C) No bank today can compare with J.P. Morgan's in size.
D) It is easier to borrow money today than it was in the past.
25. What does the author chiefly talk about in the passage?
A) Banking and investment. C) The evolution of the banks.
B) The credit market. D) The shrinking power of the banks.
Questions 26 to 30 are based on the following passage:
Let us ask what were the preparation and training Abraham Lincoln had for oratory, whether political or forensic.
Born in rude and abject poverty, he never had any education, except what he gave himself, till he was approaching manhood. Not even books wherewith to inform and train his mind were within his reach. No school, no university, no legal faculty had any part in training his powers. When he became a lawyer and a politician, the years most favorable to continuous study had already passed, and the opportunities he found for reading were very scanty. He knew but few authors in general literature, though he knew those few thoroughly.

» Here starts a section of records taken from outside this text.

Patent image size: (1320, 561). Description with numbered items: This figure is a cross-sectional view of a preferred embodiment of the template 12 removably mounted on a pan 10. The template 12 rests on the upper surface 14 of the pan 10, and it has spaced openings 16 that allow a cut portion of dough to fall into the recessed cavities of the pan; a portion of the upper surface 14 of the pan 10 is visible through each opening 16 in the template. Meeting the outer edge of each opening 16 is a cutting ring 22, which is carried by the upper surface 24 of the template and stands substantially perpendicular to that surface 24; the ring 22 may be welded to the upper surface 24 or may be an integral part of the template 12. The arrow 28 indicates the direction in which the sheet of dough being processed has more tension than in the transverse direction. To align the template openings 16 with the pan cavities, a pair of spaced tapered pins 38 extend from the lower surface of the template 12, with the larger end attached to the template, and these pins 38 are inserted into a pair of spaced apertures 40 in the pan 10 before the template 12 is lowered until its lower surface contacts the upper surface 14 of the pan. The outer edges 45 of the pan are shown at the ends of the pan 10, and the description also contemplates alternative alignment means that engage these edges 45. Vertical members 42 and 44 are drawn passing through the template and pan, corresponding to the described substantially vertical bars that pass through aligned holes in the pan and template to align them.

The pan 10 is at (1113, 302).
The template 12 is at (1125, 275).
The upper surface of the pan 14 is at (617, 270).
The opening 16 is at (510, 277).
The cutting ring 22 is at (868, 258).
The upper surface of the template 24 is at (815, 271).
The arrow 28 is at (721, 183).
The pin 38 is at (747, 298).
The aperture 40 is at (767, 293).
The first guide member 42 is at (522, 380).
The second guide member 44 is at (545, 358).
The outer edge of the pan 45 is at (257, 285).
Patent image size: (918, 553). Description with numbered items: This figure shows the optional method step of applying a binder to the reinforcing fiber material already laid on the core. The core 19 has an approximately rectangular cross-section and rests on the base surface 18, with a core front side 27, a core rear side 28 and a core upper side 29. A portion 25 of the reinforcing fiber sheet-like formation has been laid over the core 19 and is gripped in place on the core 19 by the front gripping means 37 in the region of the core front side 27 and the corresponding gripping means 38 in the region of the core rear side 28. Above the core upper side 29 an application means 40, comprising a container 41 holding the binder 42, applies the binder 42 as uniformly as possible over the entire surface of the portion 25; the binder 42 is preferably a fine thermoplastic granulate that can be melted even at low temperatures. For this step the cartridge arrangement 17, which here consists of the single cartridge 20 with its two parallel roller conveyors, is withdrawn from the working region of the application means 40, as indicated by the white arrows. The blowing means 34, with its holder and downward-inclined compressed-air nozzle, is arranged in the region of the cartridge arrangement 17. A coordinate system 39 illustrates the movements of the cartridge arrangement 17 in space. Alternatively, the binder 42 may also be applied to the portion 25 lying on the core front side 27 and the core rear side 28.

He taught himself a little mathematics, but he could read no language save his own, and can have had only the faintest acquaintance with European history or with any branch of philosophy. The want of regular education was not made up for by the persons among whom his lot was cast. Till he was a grown man, he never moved in any society from which he could learn those things with which the mind of an orator to be stored. Even after he had gained some legal practice, there was for many years no one for him to mix with except the petty practitioners of a petty town, men nearly all of whom knew little more than he did himself.